Thanks, as always, to Athlete's Lounge, who kept me warm and dry in my Craft stuff.

Wednesday, November 11, 2009


Some days you get the bull, as the saying goes, and sometimes you get the horns. After an exhausting run-up to the Clearwater 70.3 race, I've come down with the flu. I don't think I have the pig, but it's been pretty exhausting, and I've decided not to head back to Florida for my yearly tangle with the world's best. Strangely, I'm not too bummed about this decision. My first year in Clearwater I ran 3:59:57 and came in 24th. Last year it was 3:59:11 and 27th. This year there are 85 professionals in the men's field, and I don't think I'm much of a different athlete than I was 12 months ago. The answer? Shut down the season, take some time to just ride Cyclocross, and try to refocus on what needs to change for next year. After three years in the professional field, I'm ready for a change. On the good side, I've picked up a sweet sponsorship deal with nuun. I love nuun, and am extremely excited to represent them next year. On long 5 and 6 hour rides, using nuun is the only thing that keeps me feeling relatively normal. Since I'm making the move up in distance to IM racing, being normal for 8-9 hour training days will be crucial, and I'm excited to have as much nuun as I can dissolve.

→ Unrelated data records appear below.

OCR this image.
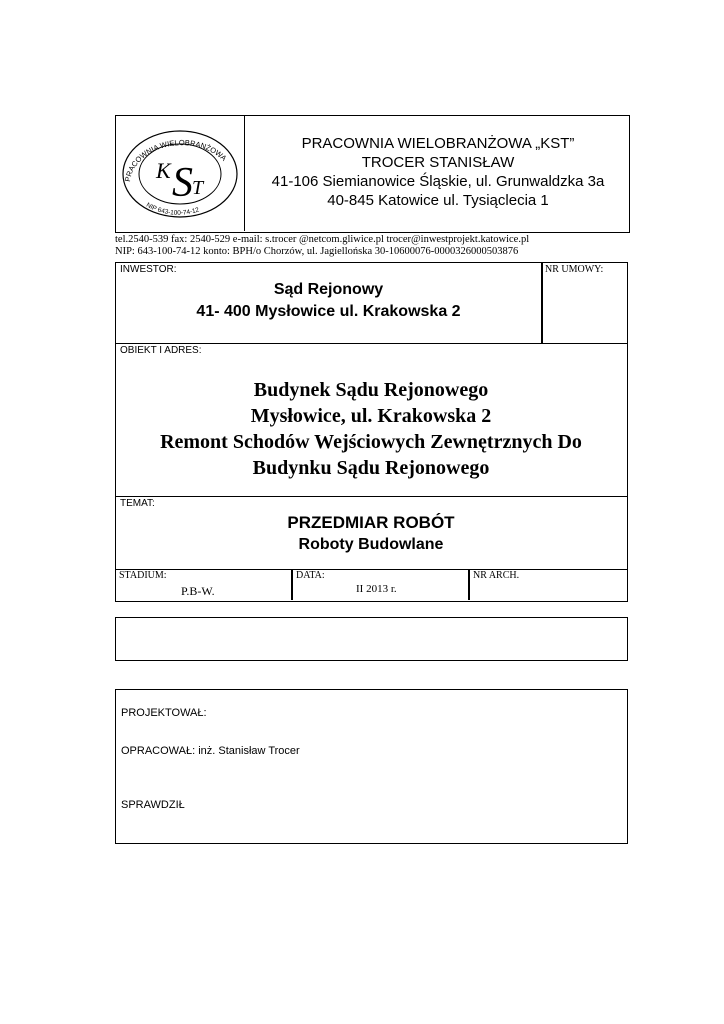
PRACOWNIA WIELOBRANŻOWA
NIP 643-100-74-12
K S T
PRACOWNIA WIELOBRANŻOWA „KST”
TROCER STANISŁAW
41-106 Siemianowice Śląskie, ul. Grunwaldzka 3a
40-845 Katowice ul. Tysiąclecia 1
tel.2540-539 fax: 2540-529 e-mail: s.trocer @netcom.gliwice.pl trocer@inwestprojekt.katowice.pl
NIP: 643-100-74-12 konto: BPH/o Chorzów, ul. Jagiellońska 30-10600076-0000326000503876
INWESTOR:	NR UMOWY:
Sąd Rejonowy
41- 400 Mysłowice ul. Krakowska 2
OBIEKT I ADRES:
Budynek Sądu Rejonowego
Mysłowice, ul. Krakowska 2
Remont Schodów Wejściowych Zewnętrznych Do
Budynku Sądu Rejonowego
TEMAT:
PRZEDMIAR ROBÓT
Roboty Budowlane
STADIUM:
P.B-W.
DATA:
II 2013 r.
NR ARCH.
PROJEKTOWAŁ:
OPRACOWAŁ: inż. Stanisław Trocer
SPRAWDZIŁ
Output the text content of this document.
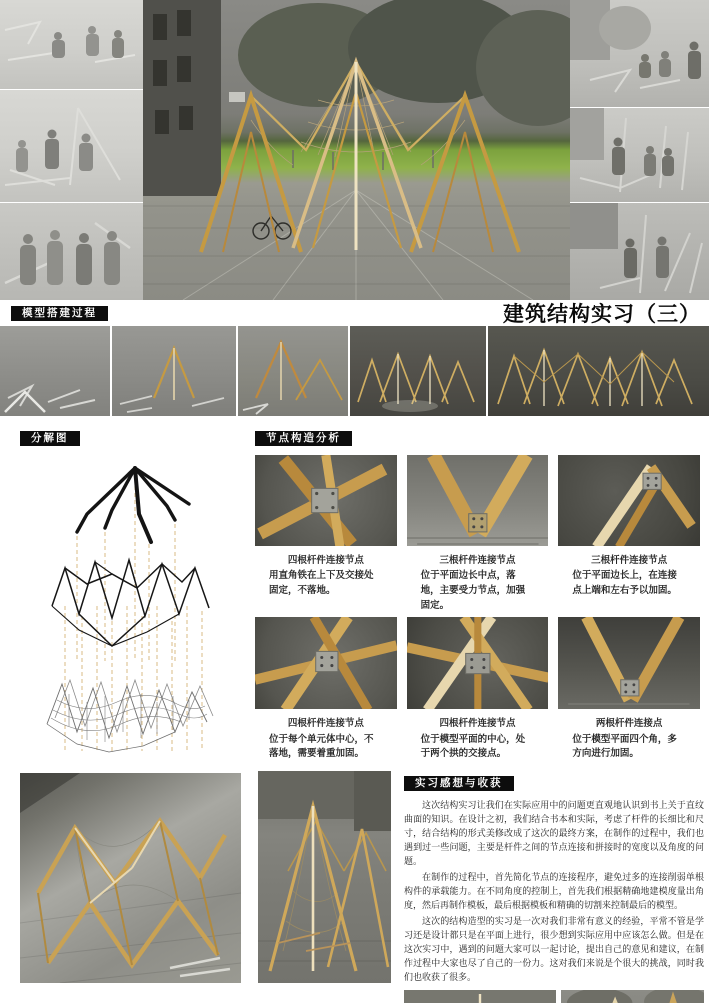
模型搭建过程	建筑结构实习（三）
分解图	节点构造分析
四根杆件连接节点
用直角铁在上下及交接处固定，不落地。
三根杆件连接节点
位于平面边长中点，落地，主要受力节点，加强固定。
三根杆件连接节点
位于平面边长上，在连接点上端和左右予以加固。
四根杆件连接节点
位于每个单元体中心，不落地，需要着重加固。
四根杆件连接节点
位于模型平面的中心，处于两个拱的交接点。
两根杆件连接点
位于模型平面四个角，多方向进行加固。
实习感想与收获

这次结构实习让我们在实际应用中的问题更直观地认识到书上关于直纹曲面的知识。在设计之初，我们结合书本和实际，考虑了杆件的长细比和尺寸，结合结构的形式美修改成了这次的最终方案，在制作的过程中，我们也遇到过一些问题，主要是杆件之间的节点连接和拼接时的宽度以及角度的问题。

在制作的过程中，首先简化节点的连接程序，避免过多的连接削弱单根构件的承载能力。在不同角度的控制上，首先我们根据精确地建模度量出角度，然后再制作模板，最后根据模板和精确的切割来控制最后的模型。

这次的结构造型的实习是一次对我们非常有意义的经验，平常不管是学习还是设计都只是在平面上进行，很少想到实际应用中应该怎么做。但是在这次实习中，遇到的问题大家可以一起讨论，提出自己的意见和建议，在制作过程中大家也尽了自己的一份力。这对我们来说是个很大的挑战，同时我们也收获了很多。
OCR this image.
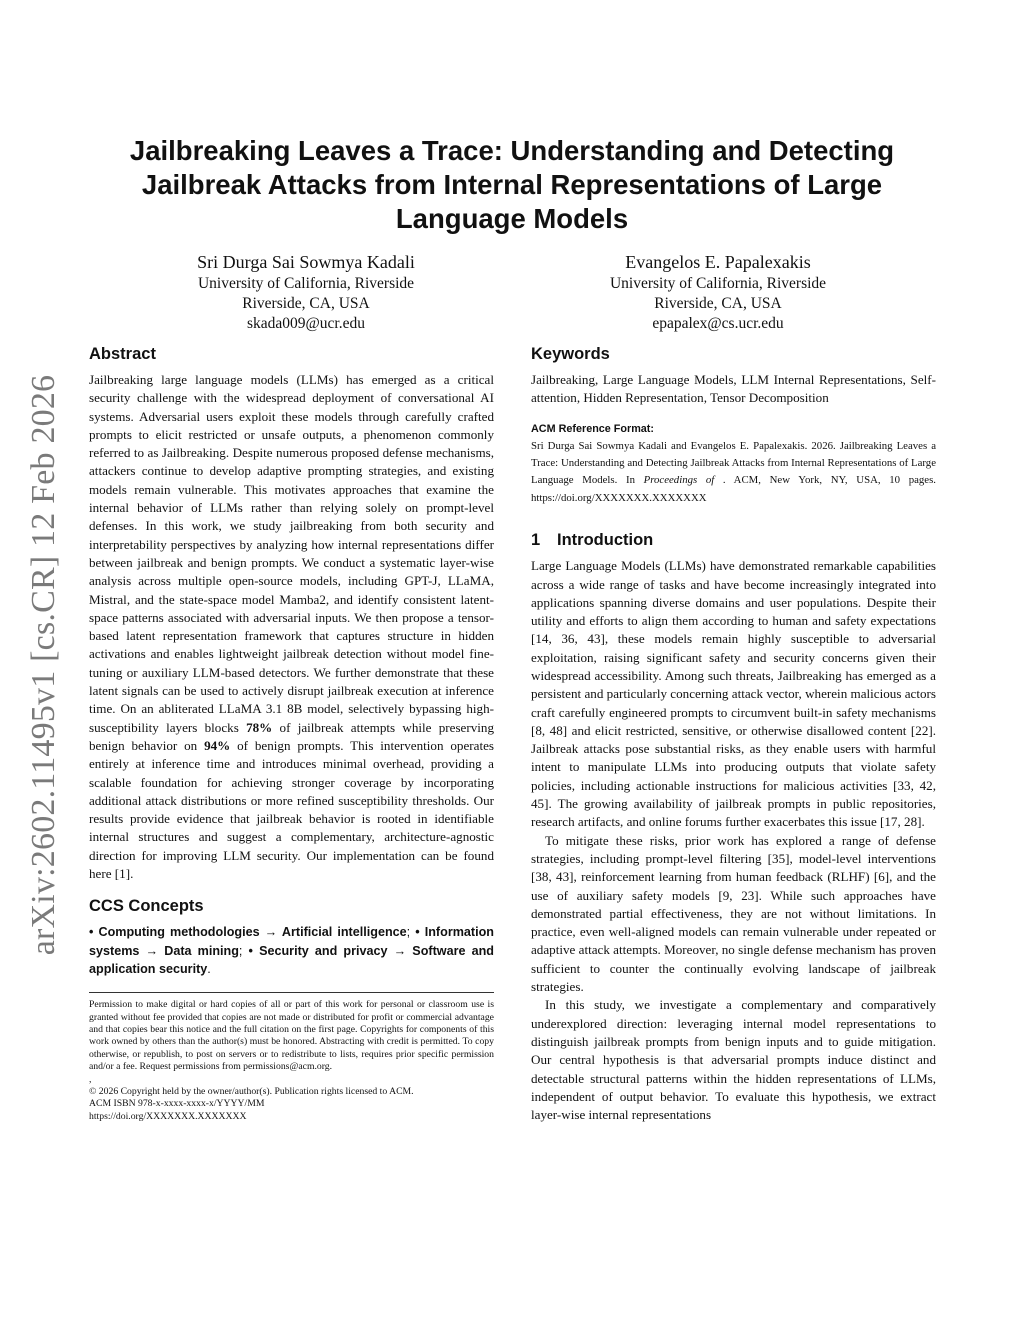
arXiv:2602.11495v1 [cs.CR] 12 Feb 2026
Jailbreaking Leaves a Trace: Understanding and Detecting Jailbreak Attacks from Internal Representations of Large Language Models
Sri Durga Sai Sowmya Kadali
University of California, Riverside
Riverside, CA, USA
skada009@ucr.edu
Evangelos E. Papalexakis
University of California, Riverside
Riverside, CA, USA
epapalex@cs.ucr.edu
Abstract

Jailbreaking large language models (LLMs) has emerged as a critical security challenge with the widespread deployment of conversational AI systems. Adversarial users exploit these models through carefully crafted prompts to elicit restricted or unsafe outputs, a phenomenon commonly referred to as Jailbreaking. Despite numerous proposed defense mechanisms, attackers continue to develop adaptive prompting strategies, and existing models remain vulnerable. This motivates approaches that examine the internal behavior of LLMs rather than relying solely on prompt-level defenses. In this work, we study jailbreaking from both security and interpretability perspectives by analyzing how internal representations differ between jailbreak and benign prompts. We conduct a systematic layer-wise analysis across multiple open-source models, including GPT-J, LLaMA, Mistral, and the state-space model Mamba2, and identify consistent latent-space patterns associated with adversarial inputs. We then propose a tensor-based latent representation framework that captures structure in hidden activations and enables lightweight jailbreak detection without model fine-tuning or auxiliary LLM-based detectors. We further demonstrate that these latent signals can be used to actively disrupt jailbreak execution at inference time. On an abliterated LLaMA 3.1 8B model, selectively bypassing high-susceptibility layers blocks 78% of jailbreak attempts while preserving benign behavior on 94% of benign prompts. This intervention operates entirely at inference time and introduces minimal overhead, providing a scalable foundation for achieving stronger coverage by incorporating additional attack distributions or more refined susceptibility thresholds. Our results provide evidence that jailbreak behavior is rooted in identifiable internal structures and suggest a complementary, architecture-agnostic direction for improving LLM security. Our implementation can be found here [1].

CCS Concepts

• Computing methodologies → Artificial intelligence; • Information systems → Data mining; • Security and privacy → Software and application security.

Permission to make digital or hard copies of all or part of this work for personal or classroom use is granted without fee provided that copies are not made or distributed for profit or commercial advantage and that copies bear this notice and the full citation on the first page. Copyrights for components of this work owned by others than the author(s) must be honored. Abstracting with credit is permitted. To copy otherwise, or republish, to post on servers or to redistribute to lists, requires prior specific permission and/or a fee. Request permissions from permissions@acm.org.

,

© 2026 Copyright held by the owner/author(s). Publication rights licensed to ACM.

ACM ISBN 978-x-xxxx-xxxx-x/YYYY/MM

https://doi.org/XXXXXXX.XXXXXXX

Keywords

Jailbreaking, Large Language Models, LLM Internal Representations, Self-attention, Hidden Representation, Tensor Decomposition

ACM Reference Format:

Sri Durga Sai Sowmya Kadali and Evangelos E. Papalexakis. 2026. Jailbreaking Leaves a Trace: Understanding and Detecting Jailbreak Attacks from Internal Representations of Large Language Models. In Proceedings of . ACM, New York, NY, USA, 10 pages. https://doi.org/XXXXXXX.XXXXXXX

1 Introduction

Large Language Models (LLMs) have demonstrated remarkable capabilities across a wide range of tasks and have become increasingly integrated into applications spanning diverse domains and user populations. Despite their utility and efforts to align them according to human and safety expectations [14, 36, 43], these models remain highly susceptible to adversarial exploitation, raising significant safety and security concerns given their widespread accessibility. Among such threats, Jailbreaking has emerged as a persistent and particularly concerning attack vector, wherein malicious actors craft carefully engineered prompts to circumvent built-in safety mechanisms [8, 48] and elicit restricted, sensitive, or otherwise disallowed content [22]. Jailbreak attacks pose substantial risks, as they enable users with harmful intent to manipulate LLMs into producing outputs that violate safety policies, including actionable instructions for malicious activities [33, 42, 45]. The growing availability of jailbreak prompts in public repositories, research artifacts, and online forums further exacerbates this issue [17, 28].

To mitigate these risks, prior work has explored a range of defense strategies, including prompt-level filtering [35], model-level interventions [38, 43], reinforcement learning from human feedback (RLHF) [6], and the use of auxiliary safety models [9, 23]. While such approaches have demonstrated partial effectiveness, they are not without limitations. In practice, even well-aligned models can remain vulnerable under repeated or adaptive attack attempts. Moreover, no single defense mechanism has proven sufficient to counter the continually evolving landscape of jailbreak strategies.

In this study, we investigate a complementary and comparatively underexplored direction: leveraging internal model representations to distinguish jailbreak prompts from benign inputs and to guide mitigation. Our central hypothesis is that adversarial prompts induce distinct and detectable structural patterns within the hidden representations of LLMs, independent of output behavior. To evaluate this hypothesis, we extract layer-wise internal representations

The Swim: I've still got a bit of a monkey on my back about the swim. Although I swam relatively well (for me) at Austin, coming out of the water in 25:53 (my first sub 26 minute swim) I still gave up three minutes to Brian Fleischman and 2:30 to Richie Cunningham, the eventual winner. Swimming for time just doesn't work in the pro field. You have to swim with the leaders, no questions asked. This will be my big goal for the off-season. The swim, although it doesn't matter too much time-wise, really sets the tone for your day. Come out a little behind and you feel like you've got ground to make up. Also, the whole "out of sight, out of mind" attitude comes into play.

The Bike: This is where I need the least improvement, but I'm not putting up the crushing bike splits I used to. I'd rather think of myself in terms of a Chris Lieto or TJ Tollaksen, so picking up a few minutes on the bike is another goal. It means more time at that 332-350 watt range that's just above my threshold.

The Run: Yikes, I don't even know where to start. More volume? More intensity? Both? Lose 10 pounds? The run is really my bogey, and I need to sort it out. Giving up 12 minutes to the leaders in 13.1 miles is just not good enough.

Still, the off-season is a lovely time. You get to rest, refocus, and put next year's goals into play. I'm looking forward to five straight weeks of Cyclocross and my first trip to Cross Nationals since 2006.